This award will support a multifaceted theoretical study of the mergers of various types of compact objects such as neutron stars. Understanding the full sequence of events in these mergers is a great interdisciplinary challenge of high current interest. The work will model binary formation and gravitational wave-driven inspiral; the hydrodynamics of mergers; the viscous, thermal and nuclear evolution of the post merger remnant; the general relativistic radiation hydrodynamics of the collapse to neutron stars and black holes (with its associated gravitational wave signals); and the nuclear and radiation hydrodynamics of the unbound ejecta that produces observable electromagnetic (light, radio wave, etc.) signals.
A major motivation is to model both gravity wave and electromagnetic signatures from these mergers. The two types of signatures provide important information about different regions of the sources. Gravitational waves will determine the 'engine' of the sources, their masses, spins, and inclinations. The electromagnetic signals will provide the precise locations, compositions, and their relation to the rest of astrophysics (nucleosynthesis, pulsars, magnetars, transients, Type Ia supernovae, formation rates and progenitors).

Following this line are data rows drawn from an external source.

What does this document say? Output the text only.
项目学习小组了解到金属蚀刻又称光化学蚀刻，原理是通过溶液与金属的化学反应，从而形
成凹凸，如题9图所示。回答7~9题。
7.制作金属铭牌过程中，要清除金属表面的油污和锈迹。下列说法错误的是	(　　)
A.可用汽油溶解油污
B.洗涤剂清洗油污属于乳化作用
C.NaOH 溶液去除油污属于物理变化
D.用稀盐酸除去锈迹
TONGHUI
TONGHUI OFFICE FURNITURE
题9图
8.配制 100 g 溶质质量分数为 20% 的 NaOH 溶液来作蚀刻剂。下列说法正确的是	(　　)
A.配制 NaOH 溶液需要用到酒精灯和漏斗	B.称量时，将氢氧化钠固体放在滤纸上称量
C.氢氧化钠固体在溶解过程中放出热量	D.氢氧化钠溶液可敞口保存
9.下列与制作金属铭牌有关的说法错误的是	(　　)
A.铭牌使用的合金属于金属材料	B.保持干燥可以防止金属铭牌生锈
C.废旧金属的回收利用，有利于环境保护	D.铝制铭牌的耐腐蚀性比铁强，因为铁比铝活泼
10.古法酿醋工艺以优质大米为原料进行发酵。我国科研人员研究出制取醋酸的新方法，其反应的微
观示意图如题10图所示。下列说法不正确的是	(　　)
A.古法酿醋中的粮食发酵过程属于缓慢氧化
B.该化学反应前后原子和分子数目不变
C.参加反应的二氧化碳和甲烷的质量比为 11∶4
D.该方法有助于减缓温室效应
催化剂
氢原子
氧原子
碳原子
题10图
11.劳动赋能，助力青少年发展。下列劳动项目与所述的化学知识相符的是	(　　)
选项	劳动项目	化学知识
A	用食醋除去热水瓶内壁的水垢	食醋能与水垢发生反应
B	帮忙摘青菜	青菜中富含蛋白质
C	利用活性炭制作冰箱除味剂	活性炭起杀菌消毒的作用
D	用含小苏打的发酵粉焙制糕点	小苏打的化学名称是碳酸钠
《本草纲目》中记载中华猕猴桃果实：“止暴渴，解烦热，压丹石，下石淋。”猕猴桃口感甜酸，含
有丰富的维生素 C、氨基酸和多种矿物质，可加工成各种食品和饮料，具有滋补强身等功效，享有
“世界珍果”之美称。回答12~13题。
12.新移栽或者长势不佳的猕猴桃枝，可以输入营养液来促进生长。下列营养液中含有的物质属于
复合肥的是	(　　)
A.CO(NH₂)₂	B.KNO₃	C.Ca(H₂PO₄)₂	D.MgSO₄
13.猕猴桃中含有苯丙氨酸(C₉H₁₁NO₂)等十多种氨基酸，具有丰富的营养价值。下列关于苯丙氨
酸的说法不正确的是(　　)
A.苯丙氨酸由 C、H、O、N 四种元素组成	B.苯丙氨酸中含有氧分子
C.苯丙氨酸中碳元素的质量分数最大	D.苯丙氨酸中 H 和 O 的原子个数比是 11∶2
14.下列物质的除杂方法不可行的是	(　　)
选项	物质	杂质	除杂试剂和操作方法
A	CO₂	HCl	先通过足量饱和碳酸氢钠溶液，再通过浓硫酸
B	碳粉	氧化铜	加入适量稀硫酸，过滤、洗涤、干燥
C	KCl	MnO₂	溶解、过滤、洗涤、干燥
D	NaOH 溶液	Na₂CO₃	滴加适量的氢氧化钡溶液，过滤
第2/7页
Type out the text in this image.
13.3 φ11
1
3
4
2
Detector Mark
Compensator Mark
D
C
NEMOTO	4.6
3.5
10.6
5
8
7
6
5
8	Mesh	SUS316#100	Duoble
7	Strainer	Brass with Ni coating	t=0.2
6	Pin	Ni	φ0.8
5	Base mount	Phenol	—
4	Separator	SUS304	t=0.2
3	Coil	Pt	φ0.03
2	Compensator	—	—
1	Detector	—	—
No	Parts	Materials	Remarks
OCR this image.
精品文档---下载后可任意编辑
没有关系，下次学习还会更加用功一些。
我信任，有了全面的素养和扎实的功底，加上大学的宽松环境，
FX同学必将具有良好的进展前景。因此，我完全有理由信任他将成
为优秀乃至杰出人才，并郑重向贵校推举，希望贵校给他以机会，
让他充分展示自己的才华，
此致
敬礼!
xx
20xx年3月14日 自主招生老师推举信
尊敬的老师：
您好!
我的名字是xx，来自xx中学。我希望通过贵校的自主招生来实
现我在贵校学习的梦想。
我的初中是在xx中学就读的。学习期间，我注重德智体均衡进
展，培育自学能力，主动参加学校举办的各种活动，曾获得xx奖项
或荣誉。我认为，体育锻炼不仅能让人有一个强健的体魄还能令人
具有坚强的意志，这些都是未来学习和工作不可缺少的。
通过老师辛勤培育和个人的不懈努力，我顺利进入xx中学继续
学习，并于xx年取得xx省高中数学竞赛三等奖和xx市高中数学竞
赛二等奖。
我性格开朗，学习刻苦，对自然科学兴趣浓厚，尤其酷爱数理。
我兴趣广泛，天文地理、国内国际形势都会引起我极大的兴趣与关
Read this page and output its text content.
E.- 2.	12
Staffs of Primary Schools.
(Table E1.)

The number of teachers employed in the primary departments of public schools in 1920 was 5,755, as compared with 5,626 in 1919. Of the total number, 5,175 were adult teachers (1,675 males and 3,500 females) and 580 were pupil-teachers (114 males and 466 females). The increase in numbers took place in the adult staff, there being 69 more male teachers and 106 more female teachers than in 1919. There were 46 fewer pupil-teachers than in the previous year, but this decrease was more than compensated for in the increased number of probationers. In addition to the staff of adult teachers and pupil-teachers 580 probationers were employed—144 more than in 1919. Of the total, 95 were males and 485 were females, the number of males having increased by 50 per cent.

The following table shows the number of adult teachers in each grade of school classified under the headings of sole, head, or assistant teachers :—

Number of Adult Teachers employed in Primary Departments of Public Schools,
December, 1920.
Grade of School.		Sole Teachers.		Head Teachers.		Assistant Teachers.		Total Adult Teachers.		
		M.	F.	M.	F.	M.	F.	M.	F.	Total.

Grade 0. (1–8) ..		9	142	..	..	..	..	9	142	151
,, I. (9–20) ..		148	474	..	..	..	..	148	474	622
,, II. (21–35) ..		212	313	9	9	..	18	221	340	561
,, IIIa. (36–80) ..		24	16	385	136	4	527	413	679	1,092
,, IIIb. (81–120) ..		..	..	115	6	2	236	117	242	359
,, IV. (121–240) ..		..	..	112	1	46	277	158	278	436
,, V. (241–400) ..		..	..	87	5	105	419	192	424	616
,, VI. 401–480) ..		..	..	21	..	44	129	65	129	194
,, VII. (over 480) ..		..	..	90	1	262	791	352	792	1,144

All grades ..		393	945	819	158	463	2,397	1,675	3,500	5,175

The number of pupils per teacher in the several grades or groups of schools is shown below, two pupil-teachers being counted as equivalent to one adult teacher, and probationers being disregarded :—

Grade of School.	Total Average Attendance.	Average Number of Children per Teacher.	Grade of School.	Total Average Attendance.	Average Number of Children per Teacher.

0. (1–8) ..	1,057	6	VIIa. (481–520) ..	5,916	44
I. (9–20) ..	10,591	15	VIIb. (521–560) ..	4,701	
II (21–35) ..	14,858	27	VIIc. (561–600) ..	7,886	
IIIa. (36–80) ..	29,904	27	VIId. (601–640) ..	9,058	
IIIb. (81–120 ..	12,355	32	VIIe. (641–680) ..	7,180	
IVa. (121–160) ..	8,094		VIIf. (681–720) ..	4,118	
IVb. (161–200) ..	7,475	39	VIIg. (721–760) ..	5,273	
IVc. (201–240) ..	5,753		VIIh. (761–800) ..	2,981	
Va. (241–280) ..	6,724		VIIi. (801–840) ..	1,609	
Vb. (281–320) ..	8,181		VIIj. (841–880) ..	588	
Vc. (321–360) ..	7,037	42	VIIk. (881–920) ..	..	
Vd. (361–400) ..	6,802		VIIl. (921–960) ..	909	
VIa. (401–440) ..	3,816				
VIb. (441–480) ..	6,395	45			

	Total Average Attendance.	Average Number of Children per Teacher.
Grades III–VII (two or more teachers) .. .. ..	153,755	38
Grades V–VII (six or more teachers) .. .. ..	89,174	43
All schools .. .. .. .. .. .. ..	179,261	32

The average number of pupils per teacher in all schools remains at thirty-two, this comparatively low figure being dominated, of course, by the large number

The project will contribute to the training of graduate students and in regular student exchanges between the participating institutions. Members of the research team will continue their efforts to give non-technical lectures for the public, high schools and undergraduate institutions, and consult on curricula, films, TV and radio. The results of this research, on topics that tend to generate broad interest (stellar collisions, explosions, collapse to black holes, gravitational waves in space-time), will be incorporated into these activities. The team will also make the results from this study widely available to the astrophysics community.